From Protesting to Programming: Becoming a Tech Activist

Civil unrest is growing exponentially around the world as more protests, organized resistance, and uprisings occur in response to increased brutality against oppressed communities. Now more than ever, millions of people across demographics and in communities all over the world are rising together to resist exploitation, racism, and state terrorism. How do technology and the technologist play a role in activism? How is technology both helping and hindering the effectiveness of activism? And more importantly, how do we hold technologists accountable for creating socially aware, community-conscious, and politically committed techies, and not just settle for diversifying the tech sector in appearance?

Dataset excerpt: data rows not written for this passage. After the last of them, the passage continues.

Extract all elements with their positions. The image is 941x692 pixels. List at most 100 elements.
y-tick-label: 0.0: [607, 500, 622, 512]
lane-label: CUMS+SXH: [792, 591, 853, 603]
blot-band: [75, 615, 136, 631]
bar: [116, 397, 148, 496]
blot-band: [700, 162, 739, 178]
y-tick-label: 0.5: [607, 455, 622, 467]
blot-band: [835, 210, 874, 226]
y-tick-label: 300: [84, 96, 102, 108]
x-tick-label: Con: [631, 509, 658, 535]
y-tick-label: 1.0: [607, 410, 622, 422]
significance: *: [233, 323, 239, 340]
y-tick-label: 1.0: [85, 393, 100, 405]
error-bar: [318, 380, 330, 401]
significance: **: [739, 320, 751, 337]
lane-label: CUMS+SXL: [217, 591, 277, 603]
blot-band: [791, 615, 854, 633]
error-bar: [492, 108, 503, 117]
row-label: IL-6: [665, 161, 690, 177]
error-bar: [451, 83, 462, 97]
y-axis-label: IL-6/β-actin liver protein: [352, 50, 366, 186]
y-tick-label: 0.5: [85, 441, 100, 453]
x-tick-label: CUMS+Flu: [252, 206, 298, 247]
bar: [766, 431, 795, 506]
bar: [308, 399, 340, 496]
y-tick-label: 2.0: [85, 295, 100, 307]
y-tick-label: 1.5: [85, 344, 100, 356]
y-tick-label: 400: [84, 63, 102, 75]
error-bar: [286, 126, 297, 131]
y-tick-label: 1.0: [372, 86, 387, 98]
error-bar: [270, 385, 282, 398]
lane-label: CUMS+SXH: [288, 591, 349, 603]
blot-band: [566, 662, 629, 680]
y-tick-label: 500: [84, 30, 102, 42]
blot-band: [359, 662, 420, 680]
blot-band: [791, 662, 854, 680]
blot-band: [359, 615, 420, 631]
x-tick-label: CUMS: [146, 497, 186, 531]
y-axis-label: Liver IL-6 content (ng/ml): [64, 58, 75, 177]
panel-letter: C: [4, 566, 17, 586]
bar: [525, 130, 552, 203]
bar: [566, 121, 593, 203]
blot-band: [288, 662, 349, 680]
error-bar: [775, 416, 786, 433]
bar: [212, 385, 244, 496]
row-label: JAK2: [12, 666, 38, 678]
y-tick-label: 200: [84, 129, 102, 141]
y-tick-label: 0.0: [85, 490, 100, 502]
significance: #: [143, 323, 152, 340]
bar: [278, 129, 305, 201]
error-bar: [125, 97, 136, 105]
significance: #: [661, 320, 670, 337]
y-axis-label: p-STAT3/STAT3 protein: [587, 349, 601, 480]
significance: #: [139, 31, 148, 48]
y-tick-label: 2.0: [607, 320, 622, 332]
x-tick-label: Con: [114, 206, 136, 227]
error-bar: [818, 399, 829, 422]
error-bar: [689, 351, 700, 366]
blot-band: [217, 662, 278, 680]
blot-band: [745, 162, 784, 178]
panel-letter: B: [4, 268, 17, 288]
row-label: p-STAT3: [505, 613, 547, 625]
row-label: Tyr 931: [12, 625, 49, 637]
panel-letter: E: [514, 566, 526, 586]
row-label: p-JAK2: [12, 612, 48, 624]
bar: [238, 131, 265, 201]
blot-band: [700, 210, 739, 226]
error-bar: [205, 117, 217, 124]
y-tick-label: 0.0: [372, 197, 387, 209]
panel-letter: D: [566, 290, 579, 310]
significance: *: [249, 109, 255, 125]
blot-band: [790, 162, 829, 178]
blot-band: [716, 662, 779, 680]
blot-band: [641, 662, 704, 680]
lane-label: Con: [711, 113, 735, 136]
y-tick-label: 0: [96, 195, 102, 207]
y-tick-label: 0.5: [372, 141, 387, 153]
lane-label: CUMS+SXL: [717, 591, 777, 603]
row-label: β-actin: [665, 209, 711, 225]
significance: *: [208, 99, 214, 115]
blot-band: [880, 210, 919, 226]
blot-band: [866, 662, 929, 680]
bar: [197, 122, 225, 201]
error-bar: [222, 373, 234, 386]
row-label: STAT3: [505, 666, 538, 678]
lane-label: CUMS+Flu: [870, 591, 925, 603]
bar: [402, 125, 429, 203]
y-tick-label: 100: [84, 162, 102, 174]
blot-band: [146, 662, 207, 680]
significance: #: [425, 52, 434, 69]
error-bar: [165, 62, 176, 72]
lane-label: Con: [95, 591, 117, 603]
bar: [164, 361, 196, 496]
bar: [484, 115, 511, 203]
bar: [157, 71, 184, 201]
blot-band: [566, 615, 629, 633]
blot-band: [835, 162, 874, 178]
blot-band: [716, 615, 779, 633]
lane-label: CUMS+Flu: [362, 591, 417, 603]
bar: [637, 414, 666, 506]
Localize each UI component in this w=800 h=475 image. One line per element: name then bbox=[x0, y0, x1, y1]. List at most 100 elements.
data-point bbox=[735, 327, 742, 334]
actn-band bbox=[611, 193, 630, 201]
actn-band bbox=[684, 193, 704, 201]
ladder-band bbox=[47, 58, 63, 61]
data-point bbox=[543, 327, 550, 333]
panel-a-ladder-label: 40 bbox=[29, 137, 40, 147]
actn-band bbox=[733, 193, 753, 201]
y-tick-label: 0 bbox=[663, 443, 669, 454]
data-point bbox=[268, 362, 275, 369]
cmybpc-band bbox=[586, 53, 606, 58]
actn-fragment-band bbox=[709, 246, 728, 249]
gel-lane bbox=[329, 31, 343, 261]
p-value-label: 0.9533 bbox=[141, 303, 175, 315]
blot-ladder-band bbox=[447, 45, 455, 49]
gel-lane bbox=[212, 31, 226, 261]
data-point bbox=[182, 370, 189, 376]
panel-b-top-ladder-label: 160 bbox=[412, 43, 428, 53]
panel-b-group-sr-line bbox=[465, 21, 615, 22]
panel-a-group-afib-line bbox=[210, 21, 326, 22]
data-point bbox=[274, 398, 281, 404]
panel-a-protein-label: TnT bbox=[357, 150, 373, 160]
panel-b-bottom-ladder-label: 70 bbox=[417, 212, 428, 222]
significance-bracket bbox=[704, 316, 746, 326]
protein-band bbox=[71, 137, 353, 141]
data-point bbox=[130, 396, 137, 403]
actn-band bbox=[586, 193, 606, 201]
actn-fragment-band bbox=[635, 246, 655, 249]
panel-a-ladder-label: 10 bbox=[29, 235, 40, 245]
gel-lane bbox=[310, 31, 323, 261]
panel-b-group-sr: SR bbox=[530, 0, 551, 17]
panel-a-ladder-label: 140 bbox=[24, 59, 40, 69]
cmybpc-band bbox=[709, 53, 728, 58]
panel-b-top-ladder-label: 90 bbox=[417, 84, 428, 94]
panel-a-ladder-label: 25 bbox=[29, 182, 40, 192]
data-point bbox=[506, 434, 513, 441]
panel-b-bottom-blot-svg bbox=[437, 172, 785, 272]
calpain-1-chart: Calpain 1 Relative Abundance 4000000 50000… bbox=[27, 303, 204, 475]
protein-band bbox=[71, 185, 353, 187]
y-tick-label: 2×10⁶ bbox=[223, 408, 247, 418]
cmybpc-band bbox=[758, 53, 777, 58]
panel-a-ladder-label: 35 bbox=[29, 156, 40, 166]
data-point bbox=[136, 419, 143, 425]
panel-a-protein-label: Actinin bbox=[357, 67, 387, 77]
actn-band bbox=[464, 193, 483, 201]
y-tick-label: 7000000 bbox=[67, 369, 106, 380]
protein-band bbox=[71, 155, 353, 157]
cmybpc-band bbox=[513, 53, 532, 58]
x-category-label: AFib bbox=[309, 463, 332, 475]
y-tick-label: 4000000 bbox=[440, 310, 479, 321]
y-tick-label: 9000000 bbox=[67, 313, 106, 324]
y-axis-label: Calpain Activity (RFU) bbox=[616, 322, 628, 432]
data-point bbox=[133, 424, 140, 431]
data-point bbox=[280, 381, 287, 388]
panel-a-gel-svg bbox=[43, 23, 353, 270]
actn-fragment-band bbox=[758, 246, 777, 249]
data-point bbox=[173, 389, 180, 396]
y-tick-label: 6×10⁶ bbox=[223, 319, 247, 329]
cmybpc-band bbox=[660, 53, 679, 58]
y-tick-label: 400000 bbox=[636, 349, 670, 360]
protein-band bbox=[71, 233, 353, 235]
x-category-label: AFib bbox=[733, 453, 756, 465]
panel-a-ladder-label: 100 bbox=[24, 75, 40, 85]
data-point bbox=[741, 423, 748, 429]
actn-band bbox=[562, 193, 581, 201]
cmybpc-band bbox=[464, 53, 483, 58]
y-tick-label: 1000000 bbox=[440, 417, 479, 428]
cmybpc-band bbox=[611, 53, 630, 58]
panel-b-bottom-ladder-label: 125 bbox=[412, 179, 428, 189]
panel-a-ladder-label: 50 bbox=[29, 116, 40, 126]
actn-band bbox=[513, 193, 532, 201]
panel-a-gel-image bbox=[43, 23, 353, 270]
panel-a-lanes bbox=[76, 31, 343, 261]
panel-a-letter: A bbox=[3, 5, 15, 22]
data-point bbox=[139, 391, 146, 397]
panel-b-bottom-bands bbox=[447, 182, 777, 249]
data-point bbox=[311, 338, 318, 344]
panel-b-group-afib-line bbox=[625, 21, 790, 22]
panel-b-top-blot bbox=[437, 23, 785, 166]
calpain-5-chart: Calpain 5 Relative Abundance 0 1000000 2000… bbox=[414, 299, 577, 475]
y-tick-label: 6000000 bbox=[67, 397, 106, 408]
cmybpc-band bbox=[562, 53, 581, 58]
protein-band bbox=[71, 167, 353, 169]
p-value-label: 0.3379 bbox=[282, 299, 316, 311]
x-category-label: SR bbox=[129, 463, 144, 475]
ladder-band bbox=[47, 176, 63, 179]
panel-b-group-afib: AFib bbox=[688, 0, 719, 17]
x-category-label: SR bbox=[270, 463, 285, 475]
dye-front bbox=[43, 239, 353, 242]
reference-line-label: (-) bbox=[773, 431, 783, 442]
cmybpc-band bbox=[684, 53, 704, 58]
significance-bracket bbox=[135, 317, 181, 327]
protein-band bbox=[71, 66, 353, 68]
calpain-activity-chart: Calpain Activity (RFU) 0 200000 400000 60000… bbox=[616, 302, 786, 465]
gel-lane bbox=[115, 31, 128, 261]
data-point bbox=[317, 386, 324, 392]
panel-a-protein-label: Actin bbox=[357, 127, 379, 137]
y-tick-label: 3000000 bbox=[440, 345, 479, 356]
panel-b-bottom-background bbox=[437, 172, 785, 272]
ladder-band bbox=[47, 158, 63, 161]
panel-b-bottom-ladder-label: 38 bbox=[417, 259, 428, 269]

Technology activist and social entrepreneur Abby Bobé will address these vital questions and tell the story of her personal journey from being the first person in her family to go beyond middle school, overcoming life's obstacles as a poor Afro-Latina, to becoming a leading advocate at the intersection of technology and social justice, educating thousands of men, women, and youth along the way. The North Philly native will share her experience and key learnings about how youth in Ferguson, Missouri, went from protesting police brutality and racism in the aftermath of the killing of Michael Brown in August 2014 to learning technology skills and bringing the revolution to the cloud. We will also learn how empathy and human-centered design plays a major role in tech activism.

Abby Bobé

Abby Bobé


Idalin "Abby" Bobé is an IT consultant at ThoughtWorks and a tech activist. Her passion is in bridging the digital divide among hard-to-reach populations and creating more technical community-driven leaders. Originally from the North Side of Philadelphia, Abby has impacted thousands of men, women and children globally with her work in tech literacy and empowerment. Her work includes spearheading tech initiatives within organizations like Hands Up United, India Rise, Black Girls CODE, Qeyno Labs Hackathons, and #YesWeCode. Still under 35, Abby is a rising social entrepreneur, whose work has positioned her at the forefront as an innovative leader in technology, activism and community development.